Under the formulas proposed by Brussels, the country may be allocated between 5.5 billion and 6 billion euros in Cohesion Policy funding during the period.
Officials from several different institutions familiar with the European Commission‘s blueprint provided these projections to BNS on Monday. The officials spoke on condition of anonymity, because they were not authorized to comment on the draft proposal, which is yet to be made public.
The Cohesion Policy is aimed at supporting poorer EU regions to help them catch up with the richer ones.
The European Commission has said that it will unveil a specific proposal on Tuesday, but with the talks still ongoing, there is a likelihood of the announcement being delayed.
According to the latest information, aid to Estonia, Poland, the Czech Republic, Slovakia and Hungary may also be cut by around one-fifth in the new multiannual budget.
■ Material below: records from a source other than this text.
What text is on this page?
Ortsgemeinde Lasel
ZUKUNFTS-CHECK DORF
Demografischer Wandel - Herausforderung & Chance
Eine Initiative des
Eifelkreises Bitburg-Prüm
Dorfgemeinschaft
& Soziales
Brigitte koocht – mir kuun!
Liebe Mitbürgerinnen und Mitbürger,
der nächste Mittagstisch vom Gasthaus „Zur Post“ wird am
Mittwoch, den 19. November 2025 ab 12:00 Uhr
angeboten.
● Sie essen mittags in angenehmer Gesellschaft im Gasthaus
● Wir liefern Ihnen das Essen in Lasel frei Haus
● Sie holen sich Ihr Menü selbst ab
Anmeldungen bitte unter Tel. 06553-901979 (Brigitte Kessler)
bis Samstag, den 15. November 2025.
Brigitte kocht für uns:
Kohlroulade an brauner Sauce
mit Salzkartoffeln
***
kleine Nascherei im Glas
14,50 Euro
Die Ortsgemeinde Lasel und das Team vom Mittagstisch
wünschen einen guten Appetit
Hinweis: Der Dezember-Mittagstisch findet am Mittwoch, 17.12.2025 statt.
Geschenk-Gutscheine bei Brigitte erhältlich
Support for all these countries is set to decrease because their GDP per capita, the key indicator, reaches 75 percent of the EU average.
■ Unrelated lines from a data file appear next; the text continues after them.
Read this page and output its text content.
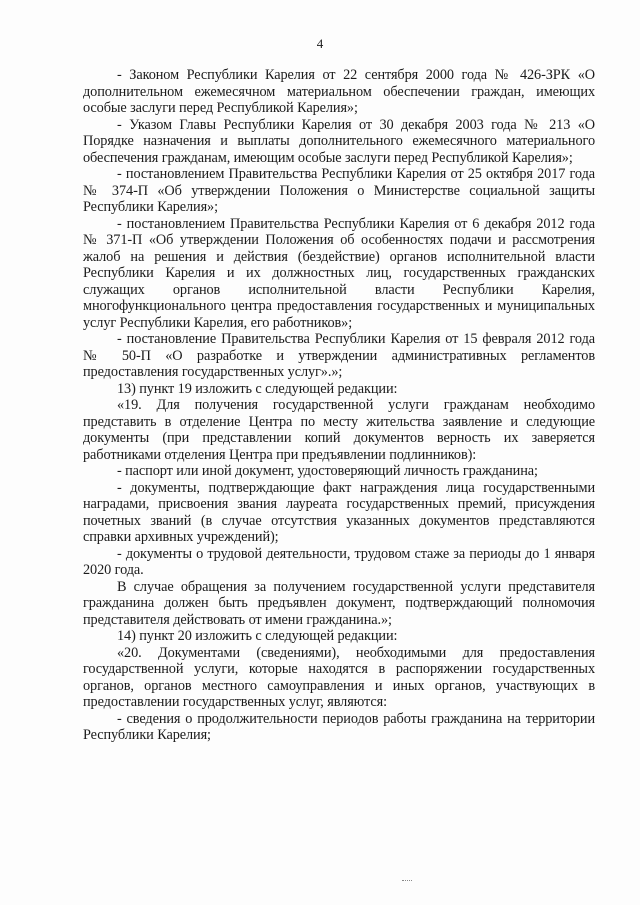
4

- Законом Республики Карелия от 22 сентября 2000 года № 426-ЗРК «О дополнительном ежемесячном материальном обеспечении граждан, имеющих особые заслуги перед Республикой Карелия»;

- Указом Главы Республики Карелия от 30 декабря 2003 года № 213 «О Порядке назначения и выплаты дополнительного ежемесячного материального обеспечения гражданам, имеющим особые заслуги перед Республикой Карелия»;

- постановлением Правительства Республики Карелия от 25 октября 2017 года № 374-П «Об утверждении Положения о Министерстве социальной защиты Республики Карелия»;

- постановлением Правительства Республики Карелия от 6 декабря 2012 года № 371-П «Об утверждении Положения об особенностях подачи и рассмотрения жалоб на решения и действия (бездействие) органов исполнительной власти Республики Карелия и их должностных лиц, государственных гражданских служащих органов исполнительной власти Республики Карелия, многофункционального центра предоставления государственных и муниципальных услуг Республики Карелия, его работников»;

- постановление Правительства Республики Карелия от 15 февраля 2012 года № 50-П «О разработке и утверждении административных регламентов предоставления государственных услуг».»;

13) пункт 19 изложить с следующей редакции:

«19. Для получения государственной услуги гражданам необходимо представить в отделение Центра по месту жительства заявление и следующие документы (при представлении копий документов верность их заверяется работниками отделения Центра при предъявлении подлинников):

- паспорт или иной документ, удостоверяющий личность гражданина;

- документы, подтверждающие факт награждения лица государственными наградами, присвоения звания лауреата государственных премий, присуждения почетных званий (в случае отсутствия указанных документов представляются справки архивных учреждений);

- документы о трудовой деятельности, трудовом стаже за периоды до 1 января 2020 года.

В случае обращения за получением государственной услуги представителя гражданина должен быть предъявлен документ, подтверждающий полномочия представителя действовать от имени гражданина.»;

14) пункт 20 изложить с следующей редакции:

«20. Документами (сведениями), необходимыми для предоставления государственной услуги, которые находятся в распоряжении государственных органов, органов местного самоуправления и иных органов, участвующих в предоставлении государственных услуг, являются:

- сведения о продолжительности периодов работы гражданина на территории Республики Карелия;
Under the latest proposals, this specific threshold value used to calculate EU aid will be lower in the new budget than it was previously, with additional socio-economic indicators to be included and a transition period to be set.
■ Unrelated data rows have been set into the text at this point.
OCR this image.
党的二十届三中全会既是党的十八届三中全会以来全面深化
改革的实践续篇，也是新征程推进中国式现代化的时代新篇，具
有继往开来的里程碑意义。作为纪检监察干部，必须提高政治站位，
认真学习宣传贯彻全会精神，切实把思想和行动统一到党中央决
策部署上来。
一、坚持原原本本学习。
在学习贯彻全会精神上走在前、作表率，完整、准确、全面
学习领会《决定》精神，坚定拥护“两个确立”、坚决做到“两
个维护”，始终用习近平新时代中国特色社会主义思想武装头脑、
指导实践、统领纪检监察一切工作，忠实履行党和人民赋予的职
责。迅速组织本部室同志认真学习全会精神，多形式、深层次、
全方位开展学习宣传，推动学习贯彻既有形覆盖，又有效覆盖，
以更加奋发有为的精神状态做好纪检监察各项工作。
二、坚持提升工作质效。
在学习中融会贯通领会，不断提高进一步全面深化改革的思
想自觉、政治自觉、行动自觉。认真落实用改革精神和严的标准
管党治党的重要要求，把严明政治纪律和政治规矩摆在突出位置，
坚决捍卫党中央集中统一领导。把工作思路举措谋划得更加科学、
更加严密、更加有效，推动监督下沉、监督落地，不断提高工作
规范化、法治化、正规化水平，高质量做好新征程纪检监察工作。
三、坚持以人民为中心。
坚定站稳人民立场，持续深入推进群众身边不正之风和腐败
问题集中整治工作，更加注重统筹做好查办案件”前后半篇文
Based on earlier formulas, aid to Lithuania could have fallen by as much as 40 percent, diplomats said.
Funding for Lithuania will also depend on how the EU will assess the Lithuanian government’s plans to divide the country into two separate statistical regions.
GDP per capita in the region of Vilnius accounts for 109 percent of the EU average, and that of the rest of the country, for around 62 percent. It is said that the “second region” could be eligible for more funding.
Negotiations with member states will begin shortly after the Commission presents its blueprint.
If the talks are not over by next February, the process will likely be slowed down by the European Parliament elections in May 2019, which means that final decisions may be delayed until early 2020.